LONDON – More passengers will be able to take advantage of Flybe’s Edinburgh to London-Heathrow service as more daily flights are added. The carrier will offer extra daily flights from March 31 next year, meaning up to five daily flights will operate on Weekdays and Sundays and up to four daily services on a Saturday.
This increases the seat count on offer for the route by a significant 56,000 annually.
Roy Kinnear, Flybe’s CCO noted how much of a “significant market” Scotland is for the airline, and how this route, in particular, has “grown from strength to strength since its 2017 launch”.
“This is another example of Flybe’s ongoing commitment to connecting regional communities and providing a convenient service to and from major hub airports giving customers seamless onward access to destinations across the world”, he said.
The new flight will depart Edinburgh at 12:00, arriving into London-Heathrow at 13:45. The return will then depart at 14:30, arriving back into Edinburgh for 16:05.

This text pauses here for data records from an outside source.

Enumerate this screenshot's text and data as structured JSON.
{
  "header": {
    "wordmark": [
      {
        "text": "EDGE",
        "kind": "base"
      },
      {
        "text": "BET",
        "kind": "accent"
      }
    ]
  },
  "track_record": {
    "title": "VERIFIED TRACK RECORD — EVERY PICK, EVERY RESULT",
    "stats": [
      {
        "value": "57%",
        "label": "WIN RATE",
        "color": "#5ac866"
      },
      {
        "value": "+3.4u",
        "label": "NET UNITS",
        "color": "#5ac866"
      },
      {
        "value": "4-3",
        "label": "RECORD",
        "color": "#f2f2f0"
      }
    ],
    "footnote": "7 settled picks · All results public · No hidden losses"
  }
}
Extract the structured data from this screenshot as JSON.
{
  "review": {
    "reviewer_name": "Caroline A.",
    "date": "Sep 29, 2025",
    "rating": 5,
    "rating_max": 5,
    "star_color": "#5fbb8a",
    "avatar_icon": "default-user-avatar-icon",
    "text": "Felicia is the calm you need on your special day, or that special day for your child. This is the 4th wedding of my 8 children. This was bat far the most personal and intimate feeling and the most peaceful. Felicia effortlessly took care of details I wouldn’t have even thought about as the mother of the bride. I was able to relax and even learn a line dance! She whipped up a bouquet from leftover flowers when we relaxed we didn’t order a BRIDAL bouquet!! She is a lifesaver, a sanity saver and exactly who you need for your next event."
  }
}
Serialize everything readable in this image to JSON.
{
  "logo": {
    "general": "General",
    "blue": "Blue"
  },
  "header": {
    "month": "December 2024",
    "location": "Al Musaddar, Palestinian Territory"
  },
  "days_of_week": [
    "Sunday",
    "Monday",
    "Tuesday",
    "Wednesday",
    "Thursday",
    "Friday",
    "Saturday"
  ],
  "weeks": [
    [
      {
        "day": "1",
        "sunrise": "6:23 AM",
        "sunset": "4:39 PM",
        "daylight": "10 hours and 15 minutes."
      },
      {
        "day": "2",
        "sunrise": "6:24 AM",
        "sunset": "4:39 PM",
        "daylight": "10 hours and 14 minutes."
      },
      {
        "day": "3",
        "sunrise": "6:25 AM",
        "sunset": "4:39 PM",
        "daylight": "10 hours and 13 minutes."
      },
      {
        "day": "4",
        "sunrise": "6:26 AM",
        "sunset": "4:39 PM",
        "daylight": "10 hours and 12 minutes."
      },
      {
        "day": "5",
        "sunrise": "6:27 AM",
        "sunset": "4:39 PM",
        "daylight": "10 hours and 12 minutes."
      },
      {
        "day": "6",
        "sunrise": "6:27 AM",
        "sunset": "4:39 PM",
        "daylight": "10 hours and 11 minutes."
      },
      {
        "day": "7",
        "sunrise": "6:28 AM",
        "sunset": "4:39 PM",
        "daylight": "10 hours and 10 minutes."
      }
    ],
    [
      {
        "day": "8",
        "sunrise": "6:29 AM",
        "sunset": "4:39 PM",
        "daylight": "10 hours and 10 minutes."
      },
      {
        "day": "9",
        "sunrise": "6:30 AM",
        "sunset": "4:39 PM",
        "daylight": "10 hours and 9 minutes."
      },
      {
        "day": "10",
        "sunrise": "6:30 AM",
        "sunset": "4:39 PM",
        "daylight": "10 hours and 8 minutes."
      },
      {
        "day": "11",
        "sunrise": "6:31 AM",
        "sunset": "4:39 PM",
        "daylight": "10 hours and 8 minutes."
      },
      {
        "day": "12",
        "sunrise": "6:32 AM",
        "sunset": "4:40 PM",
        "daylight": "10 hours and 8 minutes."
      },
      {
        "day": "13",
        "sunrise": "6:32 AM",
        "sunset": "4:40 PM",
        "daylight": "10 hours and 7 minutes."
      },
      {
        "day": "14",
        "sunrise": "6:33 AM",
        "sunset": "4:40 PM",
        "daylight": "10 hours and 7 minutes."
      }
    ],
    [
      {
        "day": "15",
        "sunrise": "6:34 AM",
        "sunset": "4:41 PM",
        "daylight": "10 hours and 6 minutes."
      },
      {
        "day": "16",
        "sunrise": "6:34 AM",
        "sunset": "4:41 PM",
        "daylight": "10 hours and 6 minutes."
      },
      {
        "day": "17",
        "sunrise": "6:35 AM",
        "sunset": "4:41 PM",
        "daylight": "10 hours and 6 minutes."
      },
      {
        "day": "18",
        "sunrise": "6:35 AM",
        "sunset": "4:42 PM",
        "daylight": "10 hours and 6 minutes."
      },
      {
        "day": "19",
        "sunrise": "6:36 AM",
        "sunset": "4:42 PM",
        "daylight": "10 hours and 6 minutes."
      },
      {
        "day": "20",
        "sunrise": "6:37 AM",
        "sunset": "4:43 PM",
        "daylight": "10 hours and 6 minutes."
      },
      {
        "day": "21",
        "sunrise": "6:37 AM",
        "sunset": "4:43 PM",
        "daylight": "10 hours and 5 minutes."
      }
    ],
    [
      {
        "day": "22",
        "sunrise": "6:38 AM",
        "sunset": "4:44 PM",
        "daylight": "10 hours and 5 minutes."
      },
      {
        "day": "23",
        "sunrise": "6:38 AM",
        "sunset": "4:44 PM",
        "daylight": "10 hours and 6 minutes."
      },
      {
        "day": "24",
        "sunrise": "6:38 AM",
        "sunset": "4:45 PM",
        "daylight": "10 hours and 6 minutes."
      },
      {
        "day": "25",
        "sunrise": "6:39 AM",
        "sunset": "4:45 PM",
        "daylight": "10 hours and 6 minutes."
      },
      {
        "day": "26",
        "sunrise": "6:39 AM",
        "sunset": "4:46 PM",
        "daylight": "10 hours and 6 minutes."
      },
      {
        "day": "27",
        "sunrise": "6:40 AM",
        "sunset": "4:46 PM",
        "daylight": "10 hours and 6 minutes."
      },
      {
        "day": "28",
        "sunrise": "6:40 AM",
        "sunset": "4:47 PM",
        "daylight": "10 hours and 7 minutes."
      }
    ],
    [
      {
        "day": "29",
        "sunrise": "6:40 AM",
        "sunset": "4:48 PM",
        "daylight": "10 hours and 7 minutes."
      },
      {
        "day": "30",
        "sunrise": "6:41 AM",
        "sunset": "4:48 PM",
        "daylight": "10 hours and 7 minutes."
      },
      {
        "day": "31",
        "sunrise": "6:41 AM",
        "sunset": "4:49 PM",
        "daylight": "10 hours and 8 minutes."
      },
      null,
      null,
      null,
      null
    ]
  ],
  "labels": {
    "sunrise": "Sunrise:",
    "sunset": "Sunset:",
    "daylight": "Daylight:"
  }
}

Gordon Dewar, CEO of Edinburgh Airport, stated that this extra flight will offer passengers “greater choice and flexibility when traveling between two of the UK’s capital cities”.
“The domestic market is one that is consistently popular at Edinburgh Airport and we’re glad that Flybe has added to their offering to increase connectivity between Edinburgh, London and beyond”, he added.
This is the first level of positive news Flybe has had in the past few weeks, after it had announced it was putting itself for sale on the London Stock Exchange.
Main contenders at the moment stem with Virgin Atlantic, IAG, and Stobart Group, who will be battling it out for acquisition of the regional carrier.
Whoever acquires Flybe will have significant access to its well-established network.
Virgin Atlantic has had experience in the domestic market with its failed Little Red venture, which only lasted a few years before its closure.
For IAG, the conglomerate, could incorporate British Airways’ domestic portfolio with Flybe’s, to offer even further domestic connectivity in their list of destinations.
IAG, in particular, would appreciate a sale in its favor so then it can remove some of the competition in the UK domestic market and also take hold of some more valuable slots at Heathrow.
It will be interesting to see who is the higher bidder and whether the new owner is surprising or not.
It would not be surprising if IAG wins the battle, however, given its reasoning towards an established UK domestic market.
For Virgin Atlantic, though, it would be seen as another attempt to have a domestic presence, but would potentially struggle against the likes of British Airways who are already well-established in that field.
Only time will tell who Flybe will go for and what its next steps will be later down the line.